Seperti ditegaskan dalam QS Az-Zumar [39]:18:
الَّذِيْنَ يَسْتَمِعُوْنَ الْقَوْلَ فَيَتَّبِعُوْنَ اَحْسَنَهٗۗ اُولٰۤىِٕكَ الَّذِيْنَ هَدٰىهُمُ اللّٰهُ وَاُولٰۤىِٕكَ هُمْ اُولُوا الْاَلْبَابِ ١٨
“(Yaitu) orang-orang yang mendengarkan perkataan lalu mengikuti yang terbaik di antaranya. Mereka itulah orang-orang yang diberi petunjuk oleh Allah, dan mereka itulah orang-orang yang berakal.”

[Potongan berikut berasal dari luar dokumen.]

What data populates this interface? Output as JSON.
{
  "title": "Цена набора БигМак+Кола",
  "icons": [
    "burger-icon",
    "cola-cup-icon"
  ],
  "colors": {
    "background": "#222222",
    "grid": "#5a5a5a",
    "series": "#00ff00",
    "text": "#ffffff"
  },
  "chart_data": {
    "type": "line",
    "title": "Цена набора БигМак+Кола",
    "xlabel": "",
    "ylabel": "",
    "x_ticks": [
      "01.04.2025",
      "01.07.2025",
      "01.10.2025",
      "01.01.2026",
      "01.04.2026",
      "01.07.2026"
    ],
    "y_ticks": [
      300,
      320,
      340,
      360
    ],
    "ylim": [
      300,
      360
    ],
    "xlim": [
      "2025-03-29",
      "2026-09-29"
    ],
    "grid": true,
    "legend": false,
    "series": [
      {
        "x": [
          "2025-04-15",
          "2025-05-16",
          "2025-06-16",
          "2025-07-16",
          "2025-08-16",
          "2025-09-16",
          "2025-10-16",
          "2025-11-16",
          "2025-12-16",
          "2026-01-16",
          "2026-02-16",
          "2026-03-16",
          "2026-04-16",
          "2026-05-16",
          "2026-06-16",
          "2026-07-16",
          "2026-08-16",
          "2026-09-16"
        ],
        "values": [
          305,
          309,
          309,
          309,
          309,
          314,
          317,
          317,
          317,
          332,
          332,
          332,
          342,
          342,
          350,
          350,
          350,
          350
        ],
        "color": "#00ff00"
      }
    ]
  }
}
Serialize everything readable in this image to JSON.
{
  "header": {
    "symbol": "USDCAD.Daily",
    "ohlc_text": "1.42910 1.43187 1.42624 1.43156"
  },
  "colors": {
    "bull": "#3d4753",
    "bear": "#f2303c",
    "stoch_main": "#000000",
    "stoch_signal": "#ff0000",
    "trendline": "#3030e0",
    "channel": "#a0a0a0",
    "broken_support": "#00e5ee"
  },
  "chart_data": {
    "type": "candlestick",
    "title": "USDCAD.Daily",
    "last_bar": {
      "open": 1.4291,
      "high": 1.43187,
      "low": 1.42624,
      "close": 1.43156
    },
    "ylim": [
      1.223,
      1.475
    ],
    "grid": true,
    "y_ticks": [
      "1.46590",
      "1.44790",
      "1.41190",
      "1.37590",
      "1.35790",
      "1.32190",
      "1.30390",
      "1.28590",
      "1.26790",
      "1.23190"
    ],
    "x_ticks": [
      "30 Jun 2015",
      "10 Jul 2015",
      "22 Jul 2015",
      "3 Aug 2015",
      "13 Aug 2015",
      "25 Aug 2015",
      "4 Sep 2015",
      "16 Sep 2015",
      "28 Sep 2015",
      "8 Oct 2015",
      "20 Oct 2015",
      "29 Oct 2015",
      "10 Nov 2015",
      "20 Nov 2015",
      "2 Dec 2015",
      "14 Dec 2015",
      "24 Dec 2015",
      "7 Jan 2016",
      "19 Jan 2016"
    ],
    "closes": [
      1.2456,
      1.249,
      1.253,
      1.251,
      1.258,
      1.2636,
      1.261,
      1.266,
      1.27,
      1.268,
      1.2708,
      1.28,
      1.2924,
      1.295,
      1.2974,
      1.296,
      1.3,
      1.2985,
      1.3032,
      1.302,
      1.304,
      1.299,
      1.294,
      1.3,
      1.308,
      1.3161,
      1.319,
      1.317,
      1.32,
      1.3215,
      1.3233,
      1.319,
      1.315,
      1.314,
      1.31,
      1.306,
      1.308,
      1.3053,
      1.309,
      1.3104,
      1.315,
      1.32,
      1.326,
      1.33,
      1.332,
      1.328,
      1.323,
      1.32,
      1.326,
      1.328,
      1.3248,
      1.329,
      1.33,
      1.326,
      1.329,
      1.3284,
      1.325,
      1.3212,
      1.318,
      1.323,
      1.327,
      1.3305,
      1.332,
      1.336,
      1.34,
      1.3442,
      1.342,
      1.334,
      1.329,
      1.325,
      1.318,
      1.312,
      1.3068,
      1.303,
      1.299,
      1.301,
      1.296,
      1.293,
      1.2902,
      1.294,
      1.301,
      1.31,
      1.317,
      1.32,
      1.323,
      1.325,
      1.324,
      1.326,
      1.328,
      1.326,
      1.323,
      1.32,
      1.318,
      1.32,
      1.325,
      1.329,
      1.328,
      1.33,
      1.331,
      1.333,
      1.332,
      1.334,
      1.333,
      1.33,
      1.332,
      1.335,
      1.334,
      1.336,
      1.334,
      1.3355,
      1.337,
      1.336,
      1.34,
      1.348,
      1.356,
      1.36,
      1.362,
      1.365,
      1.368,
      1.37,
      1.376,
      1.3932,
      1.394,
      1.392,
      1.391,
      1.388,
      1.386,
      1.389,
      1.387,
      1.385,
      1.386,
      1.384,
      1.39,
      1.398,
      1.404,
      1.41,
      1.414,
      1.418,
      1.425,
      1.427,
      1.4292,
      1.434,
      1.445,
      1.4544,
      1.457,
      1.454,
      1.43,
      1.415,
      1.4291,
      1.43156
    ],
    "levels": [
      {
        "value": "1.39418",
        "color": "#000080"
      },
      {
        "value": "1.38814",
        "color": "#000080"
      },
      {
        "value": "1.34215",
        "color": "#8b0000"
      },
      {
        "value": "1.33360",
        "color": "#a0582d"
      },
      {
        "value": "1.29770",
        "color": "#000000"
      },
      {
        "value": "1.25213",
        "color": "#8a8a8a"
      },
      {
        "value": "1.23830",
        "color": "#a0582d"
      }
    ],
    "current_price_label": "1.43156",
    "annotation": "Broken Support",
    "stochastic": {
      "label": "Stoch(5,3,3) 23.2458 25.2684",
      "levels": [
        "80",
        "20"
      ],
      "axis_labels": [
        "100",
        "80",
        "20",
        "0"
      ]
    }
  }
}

Kini saatnya kita membuka ruang tafsir yang sehat, menghargai kontribusi semua kalangan, dan tidak lagi menjadikan ayat-ayat Tuhan sebagai alat legitimasi kelompok tertentu.
اَفَلَا يَتَدَبَّرُوْنَ الْقُرْاٰنَ اَمْ عَلٰى قُلُوْبٍ اَقْفَالُهَا ٢٤
“Apakah mereka tidak merenungkan Al-Qur’an? Ataukah hati mereka telah terkunci?”(QS Muhammad [47]:24) – (emha)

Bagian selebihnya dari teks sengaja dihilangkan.